Audio programs may typically be run with buffers of 1024 audio samples at 44100 samples/second audio. ie. 23 ms is available to real time process each audio buffer of 1024 samples.
The synth features:
- Several small float/int memory updates to the GPU with new data (insignificant).
- A Kernel to process the audio block.
- A few small reads from the GPU after (ie. each of the six workgroup’s 1024 samples output).
The Kernel is run with typically up to 6 workgroups of 256 workitems (threads). The Kernel features barrier calls inside for each workgroup to stay synchronized inside itself but still this is processing reasonably quickly. I am queuing everything each buffer and then running the finish command as I have found that is faster.
It takes about 4-5 ms to run the full OpenCL sequence on each audio block per synth (ie. plenty of time for the 23 ms buffer). This time appears to be all spent on the kernel as the memory transfers seem insignificant. This is great, but I am finding I am running into bottlenecks when I have multiple synths running in parallel. I am not sure why.
The synthesiser is used in a typical audio recording program like Cubase or Reaper, where the user may set up many different synthesiser tracks. Each will be different instances of the synthesiser with thus different GPU queues and typically run by the program on different CPU threads.
What is interesting to me is I have now tested two NVIDIA GPU’s and I am not sure the results are proportional or where the bottleneck is.
According to CUDA C++ Programming Guide & CUDA GPUs - Compute Capability | NVIDIA Developer :
- RTX 3070 - 5888 cores, 1500 MHz, ??? streaming multiprocessors, compute capability 8.6 = 128 concurrent kernels.
- RTX 4090 - 16384 cores, 2235 MHz, 128 streaming multiprocessors, compute capability 8.9 = 128 concurrent kernels.
Roughly (preliminary real world testing) I am getting around 2 instances of the synth on the RTX 3070, and up to around 5 on the RTX 4090 before playback starts stuttering.
I am not sure why this is happening, and would appreciate any hypothetical speculation on the roadblock. Perhaps I don’t understand how NVIDIA GPU’s work.

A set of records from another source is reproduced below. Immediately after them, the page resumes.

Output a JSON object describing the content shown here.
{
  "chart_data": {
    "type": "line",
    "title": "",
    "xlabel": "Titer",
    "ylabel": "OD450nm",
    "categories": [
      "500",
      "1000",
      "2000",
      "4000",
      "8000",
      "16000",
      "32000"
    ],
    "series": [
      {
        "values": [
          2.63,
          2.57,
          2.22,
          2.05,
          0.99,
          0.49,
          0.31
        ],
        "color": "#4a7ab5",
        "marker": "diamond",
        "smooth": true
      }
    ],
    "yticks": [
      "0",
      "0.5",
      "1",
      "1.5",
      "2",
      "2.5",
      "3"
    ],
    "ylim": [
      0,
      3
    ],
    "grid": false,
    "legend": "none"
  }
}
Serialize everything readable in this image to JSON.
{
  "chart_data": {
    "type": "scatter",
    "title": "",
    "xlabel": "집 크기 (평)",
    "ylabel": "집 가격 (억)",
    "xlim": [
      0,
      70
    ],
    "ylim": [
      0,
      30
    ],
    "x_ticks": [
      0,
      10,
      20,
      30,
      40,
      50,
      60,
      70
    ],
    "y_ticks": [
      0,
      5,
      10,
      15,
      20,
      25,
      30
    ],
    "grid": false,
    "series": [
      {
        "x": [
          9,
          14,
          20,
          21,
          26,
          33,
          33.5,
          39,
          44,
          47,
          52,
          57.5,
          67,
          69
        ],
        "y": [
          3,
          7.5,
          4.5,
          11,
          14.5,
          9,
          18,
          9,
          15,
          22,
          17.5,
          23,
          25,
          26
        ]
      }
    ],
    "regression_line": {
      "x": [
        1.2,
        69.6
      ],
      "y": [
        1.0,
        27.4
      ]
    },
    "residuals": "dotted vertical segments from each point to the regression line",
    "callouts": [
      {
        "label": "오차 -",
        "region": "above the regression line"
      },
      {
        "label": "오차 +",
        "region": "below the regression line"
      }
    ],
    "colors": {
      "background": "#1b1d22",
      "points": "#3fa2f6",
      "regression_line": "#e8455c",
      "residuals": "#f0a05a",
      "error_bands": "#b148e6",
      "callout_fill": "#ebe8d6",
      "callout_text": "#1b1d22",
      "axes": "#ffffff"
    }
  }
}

If both can handle up to 128 concurrent kernels, and each full kernel + memory commands total only takes 4-5 ms, then there should certainly be no lag on either from running just 2-5+ kernels concurrently.
Additionally, at most 4-5 instances of 1536 threads per kernel, I am only using at most 7680 cores on the 4090 before I start stuttering. With 16384 cores available, I am certainly not running out of cores yet
I feel like the main benefit I got going from the RTX 3070 to the 4090 is just from the clock speed boost plus maybe some other minor hardware optimizations. I think I am hitting some type of early bottleneck with both (and certainly with the 4090 given its power) but I’m not sure what. I feel like I should be doubling the synthesiser instance count I am getting before stuttering on the 4090.
Just based on what I have said, is there any obvious barrier I could be running into on the NVIDIA GPU’s? I suspect I am not getting truly parallel execution of the synth instances past the first 2 instances on the 3070 and 4-5 instances on the 4090 and that is why I am stuttering.
If they are being executed in parallel and each full queue only taking 4-5 ms to complete per audio buffer, there should be no GPU-related reason to stutter or lag. But this is not the result.
I am not running out of cores or hitting parallel kernel limits. So what limit or bottleneck might it be?
Any thoughts or speculation, ideas? Thanks for any help or clues.